G4OpticalSurface coated surface with AR coating

I was trying to simulate a large CsI crystal layer coupled to small SiPM with a reflective cavity. The optics here seems that adding a anti-reflective layer on the CsI crystal’s cavity-facing surface can help improve performance.

However I’m quite confused about how the finish parameters should be set. And also, the code seems to read the surface’s RINDEX property and use it with COATEDRINDEX, what do they represent respectively? And what does the flag COATEDFRUSTRATEDTRANSMISSION do?

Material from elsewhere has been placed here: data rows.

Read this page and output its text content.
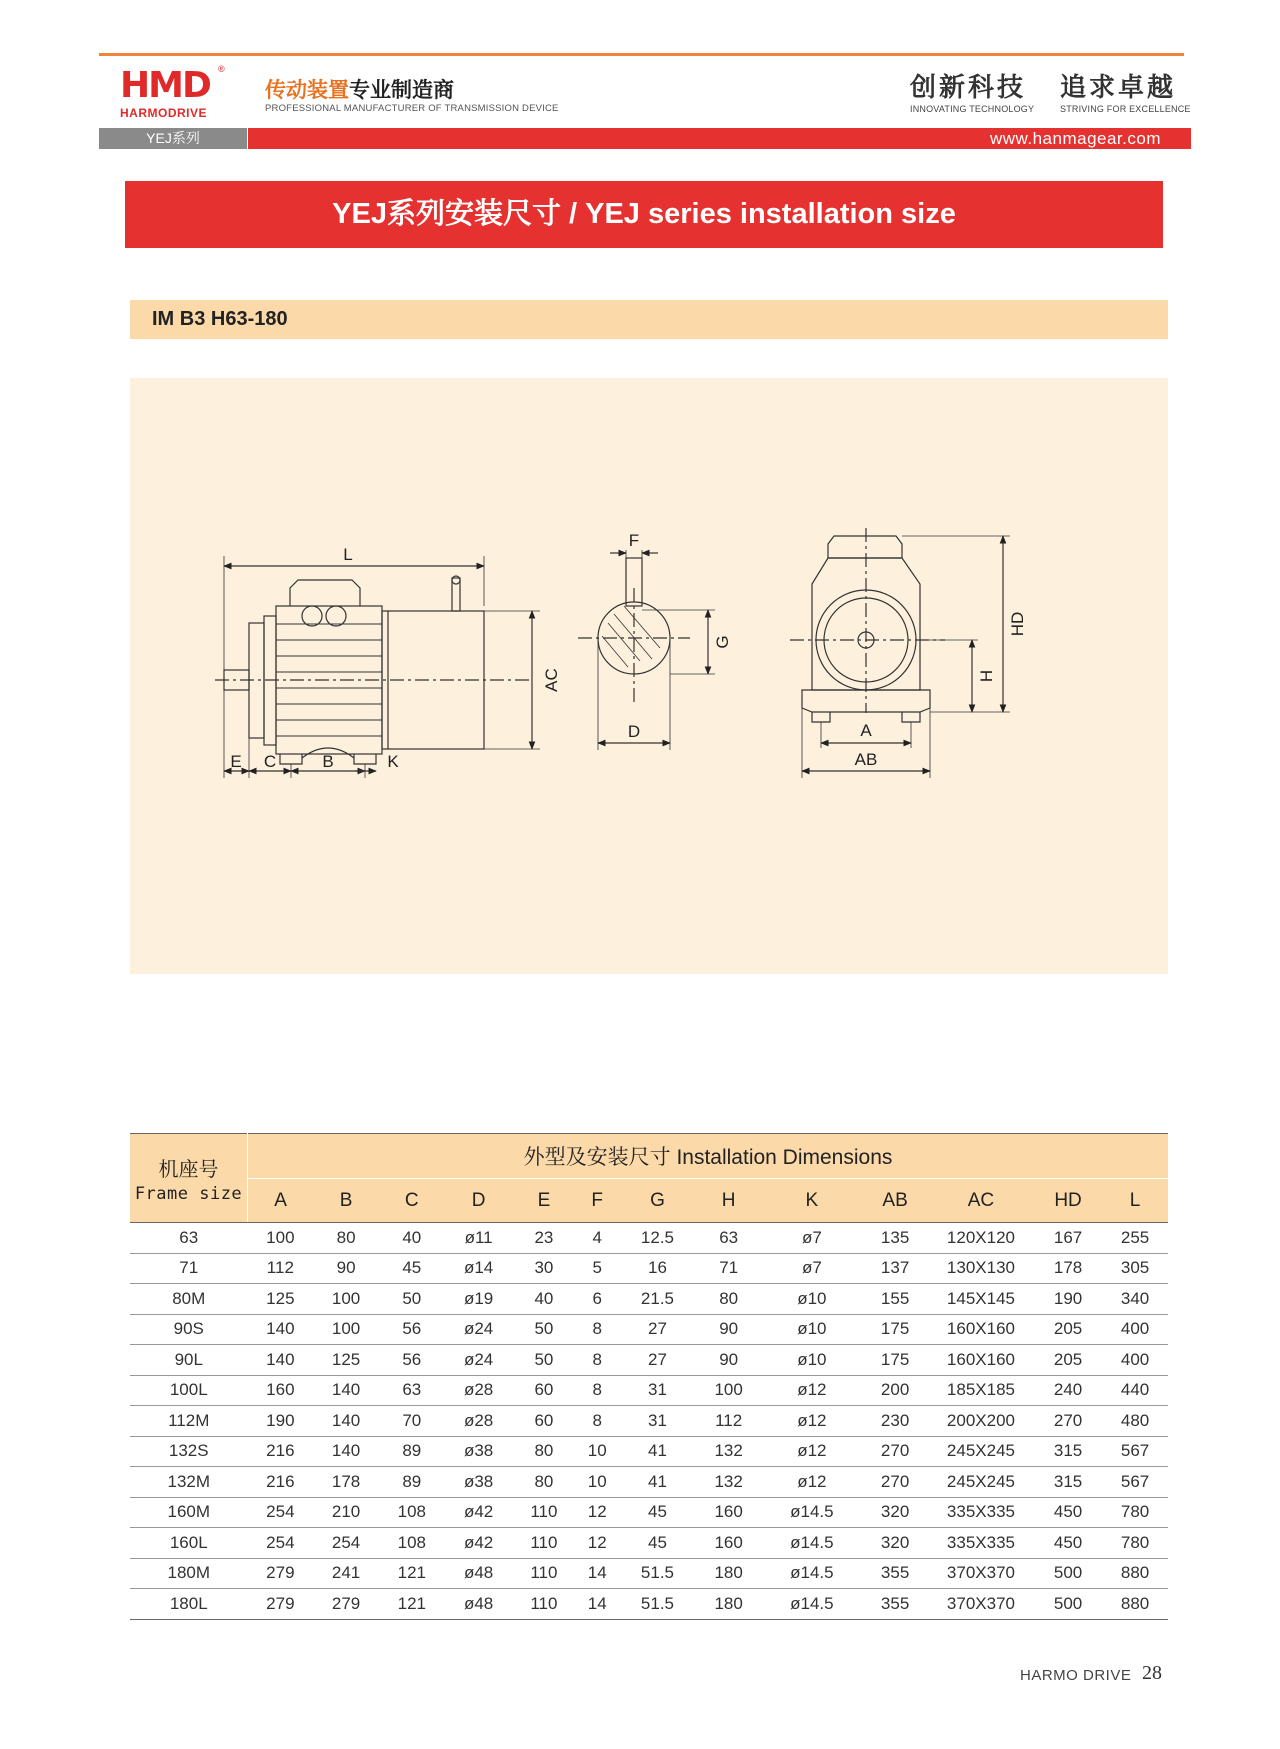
HMD ®
HARMODRIVE
传动装置专业制造商
PROFESSIONAL MANUFACTURER OF TRANSMISSION DEVICE
创新科技
INNOVATING TECHNOLOGY
追求卓越
STRIVING FOR EXCELLENCE
YEJ系列	www.hanmagear.com
YEJ系列安装尺寸 / YEJ series installation size
IM B3 H63-180
L
E C	B	K
AC
F
G
D
HD
H
A
AB
机座号
Frame size	外型及安装尺寸 Installation Dimensions												
	A	B	C	D	E	F	G	H	K	AB	AC	HD	L
63	100	80	40	ø11	23	4	12.5	63	ø7	135	120X120	167	255
71	112	90	45	ø14	30	5	16	71	ø7	137	130X130	178	305
80M	125	100	50	ø19	40	6	21.5	80	ø10	155	145X145	190	340
90S	140	100	56	ø24	50	8	27	90	ø10	175	160X160	205	400
90L	140	125	56	ø24	50	8	27	90	ø10	175	160X160	205	400
100L	160	140	63	ø28	60	8	31	100	ø12	200	185X185	240	440
112M	190	140	70	ø28	60	8	31	112	ø12	230	200X200	270	480
132S	216	140	89	ø38	80	10	41	132	ø12	270	245X245	315	567
132M	216	178	89	ø38	80	10	41	132	ø12	270	245X245	315	567
160M	254	210	108	ø42	110	12	45	160	ø14.5	320	335X335	450	780
160L	254	254	108	ø42	110	12	45	160	ø14.5	320	335X335	450	780
180M	279	241	121	ø48	110	14	51.5	180	ø14.5	355	370X370	500	880
180L	279	279	121	ø48	110	14	51.5	180	ø14.5	355	370X370	500	880
HARMO DRIVE 28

My current code looks like this:

        G4OpticalSurface* opCrystalCavitySurface = new G4OpticalSurface("CrystalCavitySurface");
        opCrystalCavitySurface->SetType(coated);
        opCrystalCavitySurface->SetFinish(polishedbackpainted);
        opCrystalCavitySurface->SetModel(unified);

        /* the rindex table */
        G4MaterialPropertiesTable* myST = new G4MaterialPropertiesTable();
        myST->AddProperty("COATEDRINDEX", photonEnergy, rindex, count);
        myST->AddConstProperty("COATEDTHICKNESS", 550*nm * 0.25);
        myST->AddConstProperty("COATEDFRUSTRATEDTRANSMISSION", 0);
        opCrystalCavitySurface->SetMaterialPropertiesTable(myST);

The COATEDRINDEX is set to 1.37 to represent MgF2 coating. Using polishedbackpainted
stops much of the optical photons at boundary, whereas polishedfrontpainted and polished reflects much more than not specifying the surface as optical surface and adding the AR coating.

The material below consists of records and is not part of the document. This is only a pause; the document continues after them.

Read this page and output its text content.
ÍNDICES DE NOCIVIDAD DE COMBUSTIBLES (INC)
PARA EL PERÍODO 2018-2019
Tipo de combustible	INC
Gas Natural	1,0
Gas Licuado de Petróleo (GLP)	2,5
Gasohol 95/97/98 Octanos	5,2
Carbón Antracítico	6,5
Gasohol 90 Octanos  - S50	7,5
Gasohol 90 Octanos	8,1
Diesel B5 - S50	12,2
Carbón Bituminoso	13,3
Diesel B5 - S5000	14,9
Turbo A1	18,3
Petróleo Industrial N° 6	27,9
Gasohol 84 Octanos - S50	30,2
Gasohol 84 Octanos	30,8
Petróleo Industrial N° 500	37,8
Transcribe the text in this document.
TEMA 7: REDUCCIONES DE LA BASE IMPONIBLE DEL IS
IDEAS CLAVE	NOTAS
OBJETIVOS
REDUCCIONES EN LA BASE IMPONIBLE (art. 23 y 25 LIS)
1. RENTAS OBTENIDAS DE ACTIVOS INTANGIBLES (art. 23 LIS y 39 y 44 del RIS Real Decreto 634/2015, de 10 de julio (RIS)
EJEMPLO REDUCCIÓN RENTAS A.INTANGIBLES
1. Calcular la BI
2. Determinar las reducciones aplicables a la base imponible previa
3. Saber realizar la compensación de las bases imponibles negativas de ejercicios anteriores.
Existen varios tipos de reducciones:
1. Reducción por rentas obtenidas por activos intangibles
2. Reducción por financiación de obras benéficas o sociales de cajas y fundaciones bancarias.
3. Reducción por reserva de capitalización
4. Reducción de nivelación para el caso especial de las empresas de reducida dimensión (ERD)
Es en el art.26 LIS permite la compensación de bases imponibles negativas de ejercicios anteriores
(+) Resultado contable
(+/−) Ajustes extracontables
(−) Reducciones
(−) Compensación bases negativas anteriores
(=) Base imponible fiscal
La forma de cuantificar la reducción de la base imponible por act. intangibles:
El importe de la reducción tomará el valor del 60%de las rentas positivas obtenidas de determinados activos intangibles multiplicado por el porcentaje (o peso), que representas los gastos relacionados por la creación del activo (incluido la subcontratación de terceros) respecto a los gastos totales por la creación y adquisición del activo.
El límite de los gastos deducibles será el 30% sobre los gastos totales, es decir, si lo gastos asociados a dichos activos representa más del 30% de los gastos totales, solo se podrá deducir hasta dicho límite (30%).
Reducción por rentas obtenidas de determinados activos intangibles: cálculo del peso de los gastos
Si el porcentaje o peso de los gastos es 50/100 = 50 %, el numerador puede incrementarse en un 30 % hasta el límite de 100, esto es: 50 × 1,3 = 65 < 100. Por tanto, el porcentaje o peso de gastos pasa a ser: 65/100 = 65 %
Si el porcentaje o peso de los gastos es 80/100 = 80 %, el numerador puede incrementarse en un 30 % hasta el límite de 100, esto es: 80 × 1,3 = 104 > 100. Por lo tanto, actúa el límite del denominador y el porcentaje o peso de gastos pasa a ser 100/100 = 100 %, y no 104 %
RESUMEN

Geant4 Version: geant4-11-01-patch-01 [MT] (10-February-2023)
Operating System: Windows
Compiler/Version: MSVC
CMake Version: 3.24.2


1 Like

I believe the idea of the thin coating work is that there are 3 dielectrics. A painted surface replaces one of the dielectrics with a mirror coating. So your choices for finish are polished or ground.

The flag COATEDFRUSTRATEDTRANSMISSION specifies whether to simulate frustrated transmission or not.